Sou uma acumuladora!

Sei disso desde o dia em que comecei a contrabandear conchinhas da praia para casa no baldinho. Coletava tantas quantas fosse possível esconder do cuidadoso olhar materno.
Uma vez me disseram que não devemos tirar nada de Iemanjá sob o risco de deixar zangada a rainha do oceano. Uma tolice sem precedentes em minha modesta opinião. As conchinhas são como ondas. Vêm todas da mesma eternidade. Iemanjá não coloca número em seus domínios. Ela não é uma humana boba, nem fica zangada por conta de infinitos. Diferente de mim, ela não acumula conchinhas.
Obviamente que essa compulsão foi se tornando maior com o passar dos anos. Dizem que é assim na vida, tudo aquilo que não prestamos atenção cresce. No meu caso, a propensão a acúmulos!
Com o tempo passei a colecionar pequenas pedras de minhas viagens. Pedaços de chão que trazia comigo das andanças. Talvez reflexo da vontade de carregar cada pedaço do mundo que o pé tocou. Coisa de colecionador, não há muito o que entender, no máximo a gente aceita e segue em frente.
Mas cada pedaço de chão que eu trazia comigo, contava uma história. Como aquele pequeno quartzo que peguei logo antes de ser resgata no Parque Nacional da Chapada dos Veadeiros (sim, história real que um dia conto, minha propensão a andar perdida já é lendária). Ou uma pequena lasca do Monte Parnaso que meus olhos não acreditavam ter diante de si.

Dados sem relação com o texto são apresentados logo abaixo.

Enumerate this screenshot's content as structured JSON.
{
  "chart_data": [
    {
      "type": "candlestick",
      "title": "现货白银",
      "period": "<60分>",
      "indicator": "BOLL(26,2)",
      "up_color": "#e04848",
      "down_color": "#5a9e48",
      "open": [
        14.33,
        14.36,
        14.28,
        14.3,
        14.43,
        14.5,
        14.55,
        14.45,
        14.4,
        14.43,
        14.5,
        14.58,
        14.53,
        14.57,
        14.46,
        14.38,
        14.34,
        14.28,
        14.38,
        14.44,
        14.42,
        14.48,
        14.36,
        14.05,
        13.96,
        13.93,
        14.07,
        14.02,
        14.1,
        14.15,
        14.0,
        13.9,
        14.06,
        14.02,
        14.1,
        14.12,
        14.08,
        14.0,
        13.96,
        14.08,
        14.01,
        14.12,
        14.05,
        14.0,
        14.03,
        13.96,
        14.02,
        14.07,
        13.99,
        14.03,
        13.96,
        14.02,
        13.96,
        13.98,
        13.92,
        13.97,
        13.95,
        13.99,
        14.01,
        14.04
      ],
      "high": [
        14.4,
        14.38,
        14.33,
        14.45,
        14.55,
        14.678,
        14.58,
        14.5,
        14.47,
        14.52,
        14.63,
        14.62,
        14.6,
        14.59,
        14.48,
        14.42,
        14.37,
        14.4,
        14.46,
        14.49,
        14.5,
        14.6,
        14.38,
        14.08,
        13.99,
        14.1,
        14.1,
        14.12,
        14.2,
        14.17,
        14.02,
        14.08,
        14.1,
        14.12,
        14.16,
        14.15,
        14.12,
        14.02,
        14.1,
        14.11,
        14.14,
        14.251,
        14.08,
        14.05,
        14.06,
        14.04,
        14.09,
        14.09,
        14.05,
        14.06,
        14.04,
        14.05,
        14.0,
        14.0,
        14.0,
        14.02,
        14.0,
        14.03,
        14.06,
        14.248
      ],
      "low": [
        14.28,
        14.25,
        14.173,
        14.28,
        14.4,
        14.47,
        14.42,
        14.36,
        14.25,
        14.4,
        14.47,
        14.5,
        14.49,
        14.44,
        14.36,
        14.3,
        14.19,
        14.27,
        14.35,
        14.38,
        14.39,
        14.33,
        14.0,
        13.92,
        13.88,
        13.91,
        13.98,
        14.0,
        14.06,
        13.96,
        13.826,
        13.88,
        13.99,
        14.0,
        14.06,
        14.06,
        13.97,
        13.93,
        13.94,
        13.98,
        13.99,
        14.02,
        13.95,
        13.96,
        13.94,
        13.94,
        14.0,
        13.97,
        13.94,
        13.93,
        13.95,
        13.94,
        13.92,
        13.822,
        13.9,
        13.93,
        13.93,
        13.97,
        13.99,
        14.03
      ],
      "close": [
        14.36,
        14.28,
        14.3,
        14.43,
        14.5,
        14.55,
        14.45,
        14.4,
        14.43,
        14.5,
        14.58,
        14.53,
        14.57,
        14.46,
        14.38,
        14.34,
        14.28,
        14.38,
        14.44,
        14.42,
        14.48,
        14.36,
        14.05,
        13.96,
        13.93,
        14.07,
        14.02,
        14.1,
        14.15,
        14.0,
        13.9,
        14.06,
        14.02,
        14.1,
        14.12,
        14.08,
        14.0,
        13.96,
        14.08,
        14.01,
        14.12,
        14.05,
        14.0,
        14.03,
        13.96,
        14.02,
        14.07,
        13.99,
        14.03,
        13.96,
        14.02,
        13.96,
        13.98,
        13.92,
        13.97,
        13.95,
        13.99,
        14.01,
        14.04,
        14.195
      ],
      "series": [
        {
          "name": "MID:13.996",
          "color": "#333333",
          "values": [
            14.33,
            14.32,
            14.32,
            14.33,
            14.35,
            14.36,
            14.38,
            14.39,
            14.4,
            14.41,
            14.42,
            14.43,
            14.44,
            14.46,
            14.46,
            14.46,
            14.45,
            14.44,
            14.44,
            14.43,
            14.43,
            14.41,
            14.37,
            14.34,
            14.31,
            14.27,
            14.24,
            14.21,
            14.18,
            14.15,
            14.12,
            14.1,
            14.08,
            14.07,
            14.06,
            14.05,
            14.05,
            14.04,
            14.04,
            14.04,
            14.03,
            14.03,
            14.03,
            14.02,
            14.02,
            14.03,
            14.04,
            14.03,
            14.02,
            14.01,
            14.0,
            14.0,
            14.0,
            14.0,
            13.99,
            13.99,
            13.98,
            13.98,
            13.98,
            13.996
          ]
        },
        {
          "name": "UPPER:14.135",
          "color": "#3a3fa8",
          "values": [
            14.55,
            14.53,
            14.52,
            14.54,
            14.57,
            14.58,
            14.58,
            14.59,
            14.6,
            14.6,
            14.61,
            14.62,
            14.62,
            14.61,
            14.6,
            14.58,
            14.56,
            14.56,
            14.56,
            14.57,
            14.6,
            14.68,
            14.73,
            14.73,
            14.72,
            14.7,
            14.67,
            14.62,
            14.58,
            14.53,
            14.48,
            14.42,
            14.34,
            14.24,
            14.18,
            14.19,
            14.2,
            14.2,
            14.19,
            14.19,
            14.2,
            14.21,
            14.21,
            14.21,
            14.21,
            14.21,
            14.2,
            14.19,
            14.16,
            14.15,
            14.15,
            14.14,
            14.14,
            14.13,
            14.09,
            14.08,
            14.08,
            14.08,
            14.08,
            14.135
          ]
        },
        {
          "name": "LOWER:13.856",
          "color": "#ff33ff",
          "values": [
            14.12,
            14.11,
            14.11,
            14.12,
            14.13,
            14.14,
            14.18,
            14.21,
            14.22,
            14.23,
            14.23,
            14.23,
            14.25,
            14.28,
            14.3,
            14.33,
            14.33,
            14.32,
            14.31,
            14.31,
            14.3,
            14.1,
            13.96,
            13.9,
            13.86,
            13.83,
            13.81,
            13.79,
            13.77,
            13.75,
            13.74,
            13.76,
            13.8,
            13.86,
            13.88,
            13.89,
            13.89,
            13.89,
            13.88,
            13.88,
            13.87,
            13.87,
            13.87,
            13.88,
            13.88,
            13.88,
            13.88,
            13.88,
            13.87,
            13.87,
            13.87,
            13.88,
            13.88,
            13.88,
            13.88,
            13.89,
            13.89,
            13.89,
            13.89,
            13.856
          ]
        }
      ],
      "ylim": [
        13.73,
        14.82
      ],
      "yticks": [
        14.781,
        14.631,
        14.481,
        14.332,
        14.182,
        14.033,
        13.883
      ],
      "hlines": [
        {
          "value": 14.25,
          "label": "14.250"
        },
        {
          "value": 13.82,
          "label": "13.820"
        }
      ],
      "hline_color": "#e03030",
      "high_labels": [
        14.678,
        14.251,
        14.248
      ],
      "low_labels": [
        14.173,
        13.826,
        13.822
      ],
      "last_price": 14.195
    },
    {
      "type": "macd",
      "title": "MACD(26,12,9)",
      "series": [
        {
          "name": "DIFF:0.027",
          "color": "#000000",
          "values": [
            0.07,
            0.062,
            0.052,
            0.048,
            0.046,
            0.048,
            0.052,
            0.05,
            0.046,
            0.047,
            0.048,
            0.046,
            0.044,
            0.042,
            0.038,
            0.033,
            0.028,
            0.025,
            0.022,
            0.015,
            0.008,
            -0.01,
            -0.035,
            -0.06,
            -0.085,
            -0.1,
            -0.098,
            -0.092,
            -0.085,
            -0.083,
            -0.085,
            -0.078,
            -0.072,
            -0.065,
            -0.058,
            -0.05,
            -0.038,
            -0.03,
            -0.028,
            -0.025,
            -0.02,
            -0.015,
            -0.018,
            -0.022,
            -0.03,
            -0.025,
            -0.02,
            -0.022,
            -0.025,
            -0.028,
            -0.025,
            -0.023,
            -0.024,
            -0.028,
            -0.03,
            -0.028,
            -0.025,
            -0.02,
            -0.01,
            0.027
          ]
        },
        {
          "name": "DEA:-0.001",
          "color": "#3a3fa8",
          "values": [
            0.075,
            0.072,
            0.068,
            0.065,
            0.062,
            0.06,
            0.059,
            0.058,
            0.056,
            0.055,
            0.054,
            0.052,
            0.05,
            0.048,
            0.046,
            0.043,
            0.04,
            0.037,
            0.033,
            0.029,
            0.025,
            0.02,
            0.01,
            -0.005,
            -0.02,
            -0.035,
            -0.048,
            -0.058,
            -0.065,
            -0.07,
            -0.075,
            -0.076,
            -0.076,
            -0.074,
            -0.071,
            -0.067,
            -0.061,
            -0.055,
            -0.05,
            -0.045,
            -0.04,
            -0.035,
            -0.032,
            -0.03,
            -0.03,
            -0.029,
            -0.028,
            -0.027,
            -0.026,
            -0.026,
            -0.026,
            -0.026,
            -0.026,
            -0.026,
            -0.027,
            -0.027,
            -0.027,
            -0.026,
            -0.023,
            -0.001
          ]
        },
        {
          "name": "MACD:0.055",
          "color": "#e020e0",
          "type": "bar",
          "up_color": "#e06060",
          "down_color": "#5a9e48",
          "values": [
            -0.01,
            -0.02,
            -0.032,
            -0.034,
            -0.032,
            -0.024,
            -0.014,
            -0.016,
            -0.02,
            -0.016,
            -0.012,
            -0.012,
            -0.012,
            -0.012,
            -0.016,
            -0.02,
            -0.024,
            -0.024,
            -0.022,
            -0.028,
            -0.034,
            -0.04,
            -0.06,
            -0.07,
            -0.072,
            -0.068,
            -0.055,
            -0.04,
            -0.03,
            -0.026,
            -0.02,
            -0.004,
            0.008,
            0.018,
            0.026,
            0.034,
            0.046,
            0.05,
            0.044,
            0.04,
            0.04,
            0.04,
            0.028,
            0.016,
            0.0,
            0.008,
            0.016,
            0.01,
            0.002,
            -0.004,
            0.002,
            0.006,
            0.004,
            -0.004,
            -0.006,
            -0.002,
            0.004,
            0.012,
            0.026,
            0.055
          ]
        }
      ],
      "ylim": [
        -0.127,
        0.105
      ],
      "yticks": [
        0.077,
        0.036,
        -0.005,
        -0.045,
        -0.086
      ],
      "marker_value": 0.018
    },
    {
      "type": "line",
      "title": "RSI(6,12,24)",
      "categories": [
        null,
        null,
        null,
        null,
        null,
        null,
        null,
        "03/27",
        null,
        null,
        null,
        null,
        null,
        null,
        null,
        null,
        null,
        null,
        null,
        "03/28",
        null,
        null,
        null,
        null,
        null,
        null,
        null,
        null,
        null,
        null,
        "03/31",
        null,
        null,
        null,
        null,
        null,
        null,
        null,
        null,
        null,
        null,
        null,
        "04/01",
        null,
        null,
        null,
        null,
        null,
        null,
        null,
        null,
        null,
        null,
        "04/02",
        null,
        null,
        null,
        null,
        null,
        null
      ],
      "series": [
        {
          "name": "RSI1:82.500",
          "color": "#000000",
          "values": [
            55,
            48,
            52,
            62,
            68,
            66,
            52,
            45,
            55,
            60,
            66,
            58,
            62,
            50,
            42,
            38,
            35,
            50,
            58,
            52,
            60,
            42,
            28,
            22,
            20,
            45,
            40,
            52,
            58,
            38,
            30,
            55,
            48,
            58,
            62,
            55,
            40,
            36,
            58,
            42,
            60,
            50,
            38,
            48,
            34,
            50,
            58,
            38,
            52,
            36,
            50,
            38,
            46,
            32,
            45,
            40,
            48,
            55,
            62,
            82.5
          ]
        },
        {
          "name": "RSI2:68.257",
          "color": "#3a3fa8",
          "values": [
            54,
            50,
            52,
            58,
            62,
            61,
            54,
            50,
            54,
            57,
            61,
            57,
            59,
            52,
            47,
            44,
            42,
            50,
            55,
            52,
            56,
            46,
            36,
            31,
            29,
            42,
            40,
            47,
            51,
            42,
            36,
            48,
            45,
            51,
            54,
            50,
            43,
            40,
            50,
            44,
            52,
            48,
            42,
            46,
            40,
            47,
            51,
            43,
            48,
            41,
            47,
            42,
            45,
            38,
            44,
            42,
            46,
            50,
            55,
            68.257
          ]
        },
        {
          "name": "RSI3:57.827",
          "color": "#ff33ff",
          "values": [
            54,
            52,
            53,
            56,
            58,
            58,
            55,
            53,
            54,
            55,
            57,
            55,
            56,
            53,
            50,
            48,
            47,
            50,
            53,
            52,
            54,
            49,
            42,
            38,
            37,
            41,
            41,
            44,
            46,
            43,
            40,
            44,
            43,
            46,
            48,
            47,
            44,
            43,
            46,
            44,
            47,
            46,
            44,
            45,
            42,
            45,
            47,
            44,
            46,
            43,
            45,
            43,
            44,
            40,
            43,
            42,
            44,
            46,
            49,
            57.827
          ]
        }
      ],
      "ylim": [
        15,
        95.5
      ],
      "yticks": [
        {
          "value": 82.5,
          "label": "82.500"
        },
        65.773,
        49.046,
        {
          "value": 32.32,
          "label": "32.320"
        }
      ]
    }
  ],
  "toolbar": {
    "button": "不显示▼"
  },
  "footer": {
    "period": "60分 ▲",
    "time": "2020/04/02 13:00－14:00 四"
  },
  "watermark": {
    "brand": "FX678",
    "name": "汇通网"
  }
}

E assim, em cada jornada voltava com bolsos cheios de pedras. Pedaços de chão com os quais passei a desenhar meu próprio mosaico do mundo. Mania estranha que Virgínia* certamente entenderia. Mas as pedras, como Virgínia também descobriu, são carga mais pesada do que o corpo suporta. Por conta disso passei a acumular flores.

Como aquela flor de algodão, colhida na curva de alguma estrada. Parecia até árvore de nuvem na terra. Todos os dias me faz pensar que o céu está mais perto do que parece.
As flores trouxeram certa leveza a minha compulsão que nem por isso deixou de ser compulsiva. E assim cada carimbo no passaporte passou a ser acompanhado de pétalas. Cada viagem mais e mais coleções.




Lavandas coletadas de algum lugar mais frio que o corpo suporta. A lamparina serviu de base para o estranho e seco conjunto (será que sou a única a ver beleza em tudo o que um dia já foi vivo?)

Dias desses fui acometida por certa loucura que, ao que parece, de tempos em tempos aflige os acumuladores. Arranquei as flores secas de seus esconderijos . Catei todas as pedras do mosaico. Desfiz meu mundo.
As pedras usei para construir meu jardim (e reconheço que exista certo romantismo aí, não há como negar, sou romântica). Prefiro um mundo no qual eu possa pisar. Mosaicos são bonitos, mas não há muito que se possa fazer com eles além da mera contemplação.
As flores espalhei em telas. Aquarelas. Quadros. Colei nas folhas de caderno. Retirei toda vida que pude das pétalas secas. E juro por Deus que resisti bravamete quando, em um ímpeto, tive vontade de colar no caderno as dezenas de joaninhas que se abrigavam nas pétalas das flores secas. Foi quando descobri que todo acúmulo carrega mais do que pretendido.

Não sei se ter dado fim às coleções fez de mim menos acumuladora. Ou talvez tenha me tornado ainda mais obsessiva ao espalhar meus troféus pela casa.
Mas agora, ciente de meu acumulo, ando mais comedida. Não carrego mais pedras. Não me apego facilmente a qualquer flor. Resolvi fazer o tipo difícil. Insensível. Nada mais de reparar em flores no caminho, nem mesmo ruas ladrilhadas com pedrinhas de brilhantes.
Só sei que de meu pedregoso jardim eu vejo o mundo. Cheio de acúmulos. Eternidades . E flores.

** Virgínia Woolf poeta, escritora, ensaísta e editora britânica que se matou em 1941 enchendo os bolsos de pedras e se atirando ao rio Ouse.